Chloë carries an IN BED organic cotton beach towel in khaki stripe on her way to one of Lord Howe’s many beaches.
“One of my favourite places on the island is called ‘Little Island’, where a short walk at the end of the Southernmost road takes you to a pebble beach at the base of Mount Gower. It always feels quite surreal being underneath a 845m high mountain with swarms of petrels soaring above. To give you an idea of scale, the tallest building in the world is only 828m high. On top of Mount Gower there’s an otherworldly forest in the clouds where ferns and moss cover every rock and tree. We also love to do a hike called Malabar for exercise which loops around the north end of the island and has amazing vistas nearly the whole way.”
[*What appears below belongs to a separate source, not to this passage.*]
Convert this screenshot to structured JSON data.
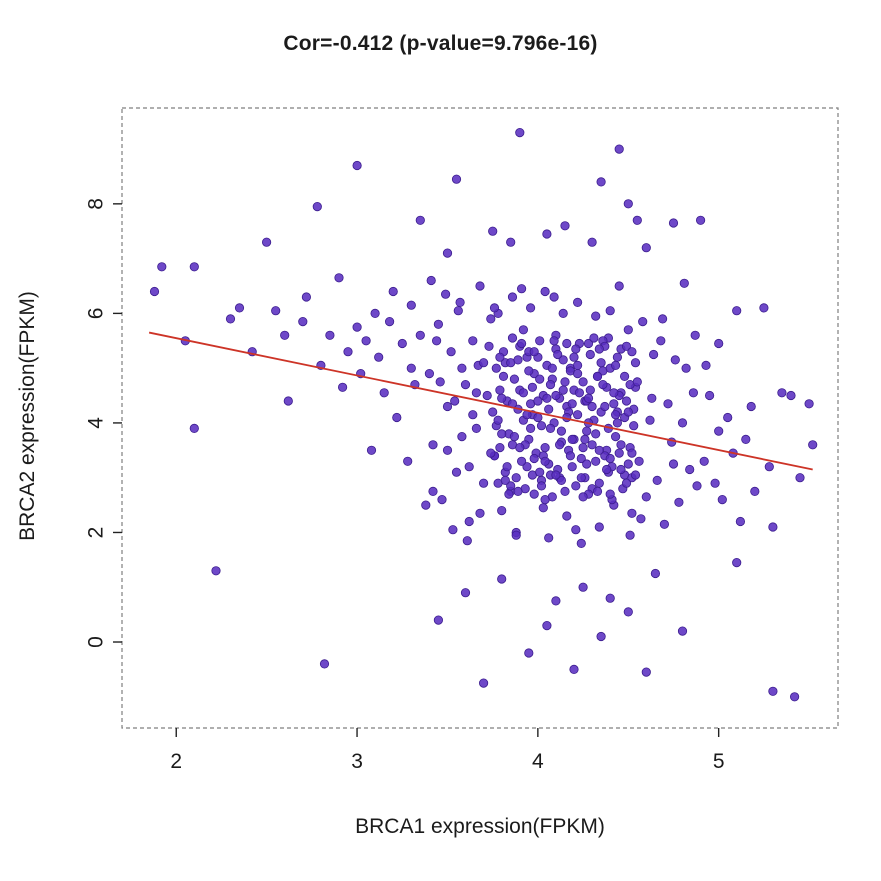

While Chloë and her family make island life look endlessly appealing, she also spends a lot of time back on the mainland with her interior design business Room on Fire, a practice that was born after time in both publishing and working with one of Sydney’s leading spatial communications firms.
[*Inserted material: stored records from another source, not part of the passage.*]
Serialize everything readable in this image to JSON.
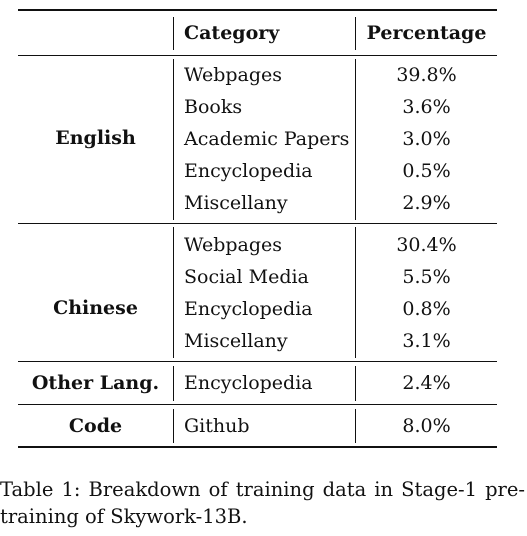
{
  "table": {
    "headers": [
      "",
      "Category",
      "Percentage"
    ],
    "groups": [
      {
        "name": "English",
        "rows": [
          {
            "category": "Webpages",
            "percentage": "39.8%"
          },
          {
            "category": "Books",
            "percentage": "3.6%"
          },
          {
            "category": "Academic Papers",
            "percentage": "3.0%"
          },
          {
            "category": "Encyclopedia",
            "percentage": "0.5%"
          },
          {
            "category": "Miscellany",
            "percentage": "2.9%"
          }
        ]
      },
      {
        "name": "Chinese",
        "rows": [
          {
            "category": "Webpages",
            "percentage": "30.4%"
          },
          {
            "category": "Social Media",
            "percentage": "5.5%"
          },
          {
            "category": "Encyclopedia",
            "percentage": "0.8%"
          },
          {
            "category": "Miscellany",
            "percentage": "3.1%"
          }
        ]
      },
      {
        "name": "Other Lang.",
        "rows": [
          {
            "category": "Encyclopedia",
            "percentage": "2.4%"
          }
        ]
      },
      {
        "name": "Code",
        "rows": [
          {
            "category": "Github",
            "percentage": "8.0%"
          }
        ]
      }
    ]
  },
  "caption": "Table 1: Breakdown of training data in Stage-1 pre-training of Skywork-13B."
}
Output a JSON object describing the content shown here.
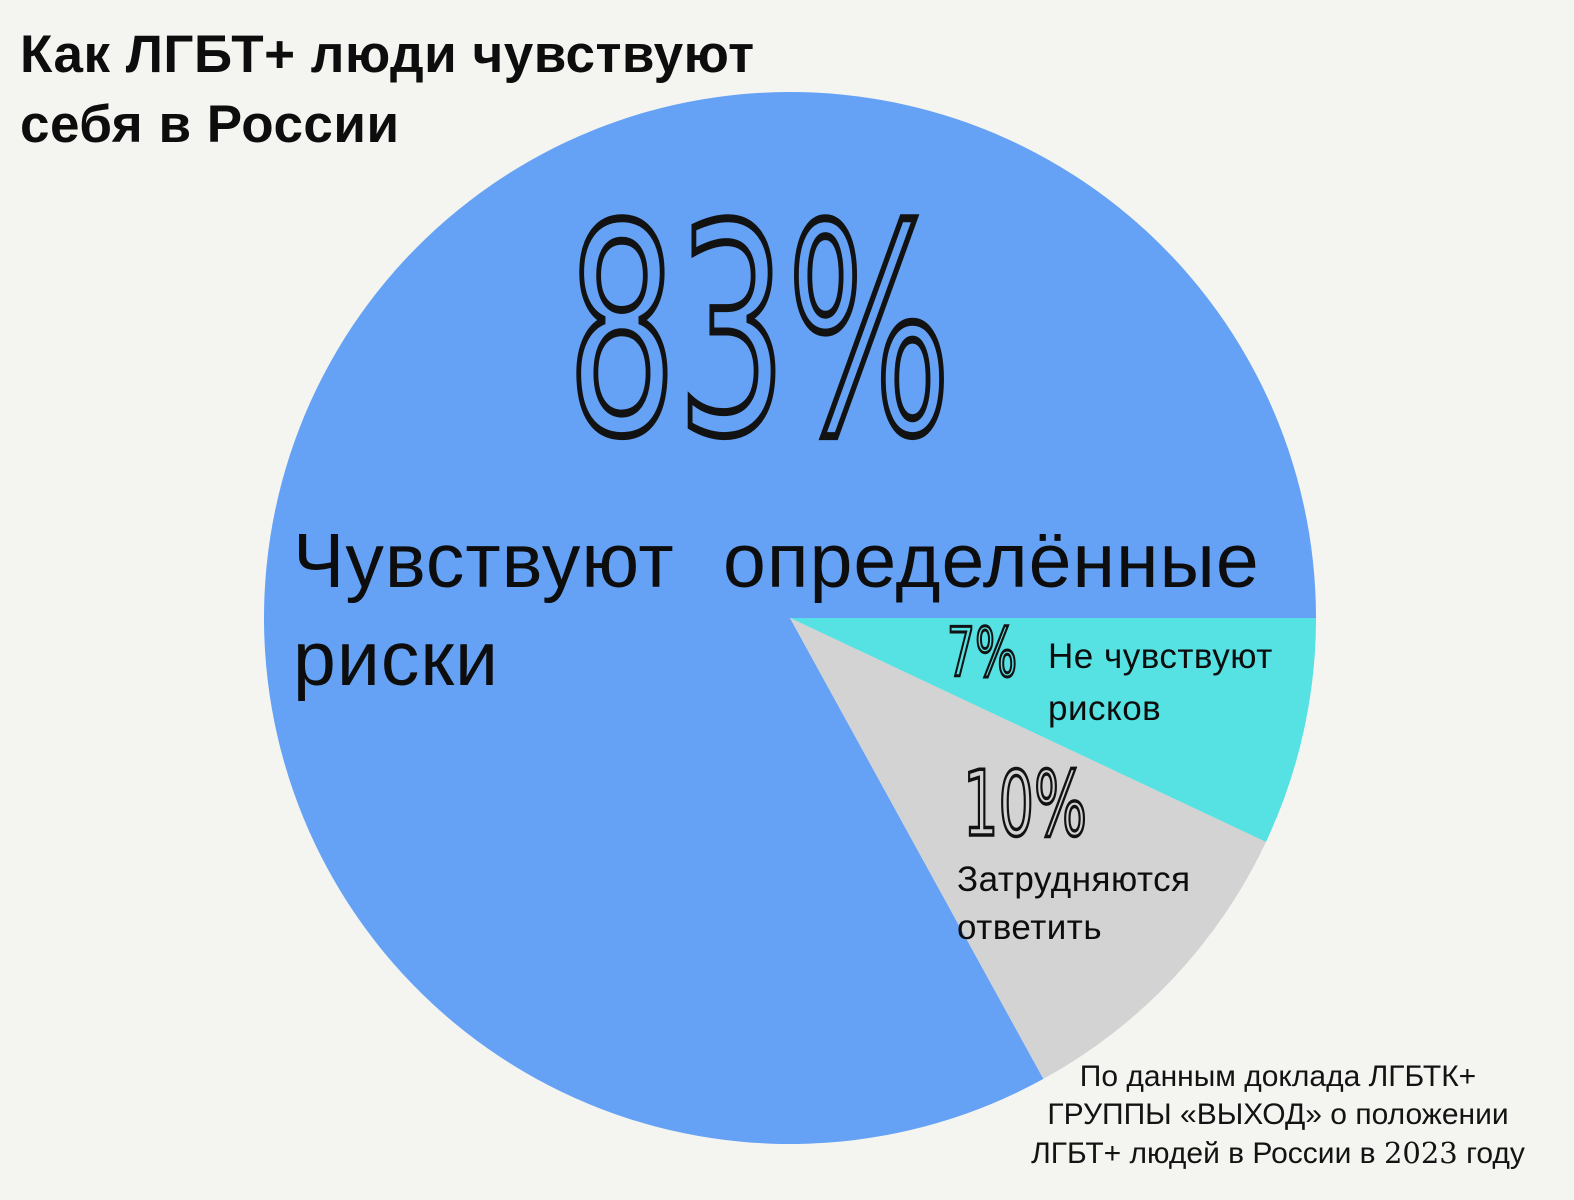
{
  "page": {
    "background_color": "#f4f4f1",
    "text_color": "#0d0d0d"
  },
  "title": {
    "text": "Как ЛГБТ+ люди чувствуют\nсебя в России"
  },
  "chart_data": {
    "type": "pie",
    "title": "Как ЛГБТ+ люди чувствуют себя в России",
    "direction": "clockwise",
    "start_angle_deg": 61.2,
    "legend_position": "labels-on-slices",
    "slices": [
      {
        "label": "Чувствуют определённые риски",
        "label_display": "Чувствуют определённые\nриски",
        "pct": 83,
        "pct_display": "83%",
        "color": "#65a2f5"
      },
      {
        "label": "Не чувствуют рисков",
        "label_display": "Не чувствуют\nрисков",
        "pct": 7,
        "pct_display": "7%",
        "color": "#56e1e2"
      },
      {
        "label": "Затрудняются ответить",
        "label_display": "Затрудняются\nответить",
        "pct": 10,
        "pct_display": "10%",
        "color": "#d3d3d3"
      }
    ],
    "source": "По данным доклада ЛГБТК+ ГРУППЫ «ВЫХОД» о положении ЛГБТ+ людей в России в 2023 году"
  },
  "source": {
    "line1": "По данным доклада ЛГБТК+",
    "line2": "ГРУППЫ «ВЫХОД» о положении",
    "line3_prefix": "ЛГБТ+ людей в России в ",
    "year": "2023",
    "line3_suffix": " году"
  }
}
“I actually studied law and journalism at university but have always loved architecture and interiors which led to my first job at Vogue Living. I loved working at a magazine and learned so much about design through Editor-in-Chief at the time, David Clark (2003 – 2012). However, being exposed to so many amazing interiors made me realise that I’d love to create spaces of my own, so I started to study interior design at nights while working at the magazine then ended up getting a job with Kelvin Ho at Akin Atelier who mentored me during my last year of study. After about five years at Akin, my partner who is a residential builder, was asked to visit Lord Howe by a former Sydney client who also owned land on the island. The project involved the conversion of an existing restaurant and mid-level lodge into his own private home and two luxury guest houses (now Island House whose most recent guests include Chris Hemsworth and family). We were both ready for a change, visited one weekend in May with perfect weather, made a pros and cons list and obviously the pros far outweighed the cons especially considering I was pregnant with our son Max.”
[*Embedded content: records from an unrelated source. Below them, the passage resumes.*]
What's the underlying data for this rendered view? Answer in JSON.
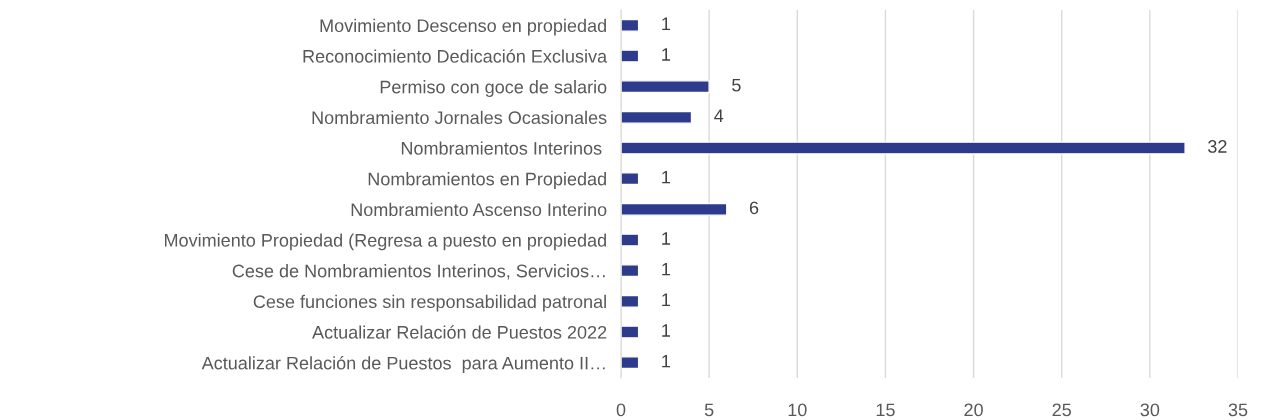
{
  "chart_data": {
    "type": "bar",
    "orientation": "horizontal",
    "categories": [
      "Movimiento Descenso en propiedad",
      "Reconocimiento Dedicación Exclusiva",
      "Permiso con goce de salario",
      "Nombramiento Jornales Ocasionales",
      "Nombramientos Interinos ",
      "Nombramientos en Propiedad",
      "Nombramiento Ascenso Interino",
      "Movimiento Propiedad (Regresa a puesto en propiedad",
      "Cese de Nombramientos Interinos, Servicios…",
      "Cese funciones sin responsabilidad patronal",
      "Actualizar Relación de Puestos 2022",
      "Actualizar Relación de Puestos  para Aumento II…"
    ],
    "values": [
      1,
      1,
      5,
      4,
      32,
      1,
      6,
      1,
      1,
      1,
      1,
      1
    ],
    "color": "#2e3a8c",
    "xlim": [
      0,
      35
    ],
    "xticks": [
      0,
      5,
      10,
      15,
      20,
      25,
      30,
      35
    ],
    "grid": "x",
    "data_labels": true
  }
}
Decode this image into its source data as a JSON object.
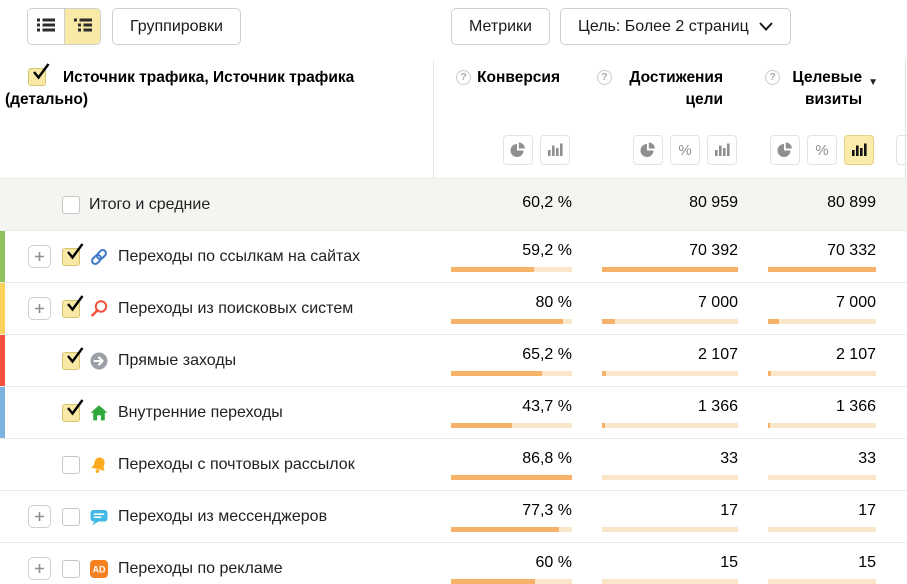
{
  "toolbar": {
    "view_toggle": {
      "active": "tree",
      "options": [
        "list",
        "tree"
      ]
    },
    "groupings_label": "Группировки",
    "metrics_label": "Метрики",
    "goal_label": "Цель: Более 2 страниц"
  },
  "icons": {
    "list_view": "flat-list",
    "tree_view": "tree-list",
    "help": "?",
    "sort_desc": "▼",
    "chevron_down": "∨",
    "pie": "pie-chart",
    "percent": "%",
    "bars": "bar-chart",
    "expand": "+"
  },
  "colors": {
    "accent_yellow": "#f8e9a6",
    "bar_fill": "#f5b268",
    "bar_track": "#fae6c9",
    "summary_row_bg": "#f4f4f1"
  },
  "table": {
    "header": {
      "checkbox_checked": true,
      "dimension_title": "Источник трафика, Источник трафика (детально)",
      "columns": [
        {
          "label": "Конверсия",
          "toggles": [
            "pie",
            "bars"
          ],
          "active_toggle": null,
          "sorted": null
        },
        {
          "label": "Достижения цели",
          "toggles": [
            "pie",
            "percent",
            "bars"
          ],
          "active_toggle": null,
          "sorted": null
        },
        {
          "label": "Целевые визиты",
          "toggles": [
            "pie",
            "percent",
            "bars"
          ],
          "active_toggle": "bars",
          "sorted": "desc"
        }
      ]
    },
    "rows": [
      {
        "label": "Итого и средние",
        "summary": true,
        "checked": false,
        "expandable": false,
        "icon": null,
        "stripe": null,
        "conversion": "60,2 %",
        "goals": "80 959",
        "visits": "80 899",
        "bars": null
      },
      {
        "label": "Переходы по ссылкам на сайтах",
        "summary": false,
        "checked": true,
        "expandable": true,
        "icon": "link",
        "stripe": "#8cc15c",
        "conversion": "59,2 %",
        "goals": "70 392",
        "visits": "70 332",
        "bars": {
          "conversion": 68.2,
          "goals": 100,
          "visits": 100
        }
      },
      {
        "label": "Переходы из поисковых систем",
        "summary": false,
        "checked": true,
        "expandable": true,
        "icon": "search",
        "stripe": "#fcd45c",
        "conversion": "80 %",
        "goals": "7 000",
        "visits": "7 000",
        "bars": {
          "conversion": 92.2,
          "goals": 9.9,
          "visits": 10
        }
      },
      {
        "label": "Прямые заходы",
        "summary": false,
        "checked": true,
        "expandable": false,
        "icon": "direct",
        "stripe": "#f4503c",
        "conversion": "65,2 %",
        "goals": "2 107",
        "visits": "2 107",
        "bars": {
          "conversion": 75.1,
          "goals": 3,
          "visits": 3
        }
      },
      {
        "label": "Внутренние переходы",
        "summary": false,
        "checked": true,
        "expandable": false,
        "icon": "home",
        "stripe": "#7eb2e0",
        "conversion": "43,7 %",
        "goals": "1 366",
        "visits": "1 366",
        "bars": {
          "conversion": 50.3,
          "goals": 1.9,
          "visits": 1.9
        }
      },
      {
        "label": "Переходы с почтовых рассылок",
        "summary": false,
        "checked": false,
        "expandable": false,
        "icon": "bell",
        "stripe": null,
        "conversion": "86,8 %",
        "goals": "33",
        "visits": "33",
        "bars": {
          "conversion": 100,
          "goals": 0,
          "visits": 0
        }
      },
      {
        "label": "Переходы из мессенджеров",
        "summary": false,
        "checked": false,
        "expandable": true,
        "icon": "messenger",
        "stripe": null,
        "conversion": "77,3 %",
        "goals": "17",
        "visits": "17",
        "bars": {
          "conversion": 89.1,
          "goals": 0,
          "visits": 0
        }
      },
      {
        "label": "Переходы по рекламе",
        "summary": false,
        "checked": false,
        "expandable": true,
        "icon": "ad",
        "stripe": null,
        "conversion": "60 %",
        "goals": "15",
        "visits": "15",
        "bars": {
          "conversion": 69.1,
          "goals": 0,
          "visits": 0
        }
      }
    ]
  }
}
“All projects begin with a research stage where I try to learn as much as possible about the client, brief and site to help develop a narrative/ concept that will inform the design direction. I then use a combination of imagery, drawings, 3d modelling and material palette explorations to create an initial concept presentation. Once this information is reviewed with the client, I refine the concept and begin to add more detail to the design. It’s important for me that each design feels unique, reflecting each client or brand’s distinct personality.”
“I think Australia’s sunny climate and saturated light coupled with our sense of playfulness contributes to a unique feeling of openness, energy and connection to nature that pervades many local projects. How light is tamed and harnessed plays a big role in Australian design. Currently I also believe there’s a real interest in the ‘feeling’ of a home and this unique feeling is achieved through inventive material combinations and more layered designs in addition to a renewed emphasis on the flow of spaces and on how they are used. Clients don’t want generic spaces anymore. There also seems to be a resurgence of traditional materials such as brick, timber and concrete as architects and designers are introducing more curves and fluidity into their work.”
”For the rest of this year I’m hoping to be able to enjoy more travel. While the island is a great place to live, you do need to have a decent stint off every so often. I’m also looking forward to watching my daughter Margaux learn to crawl. She’s not too far off at the moment!”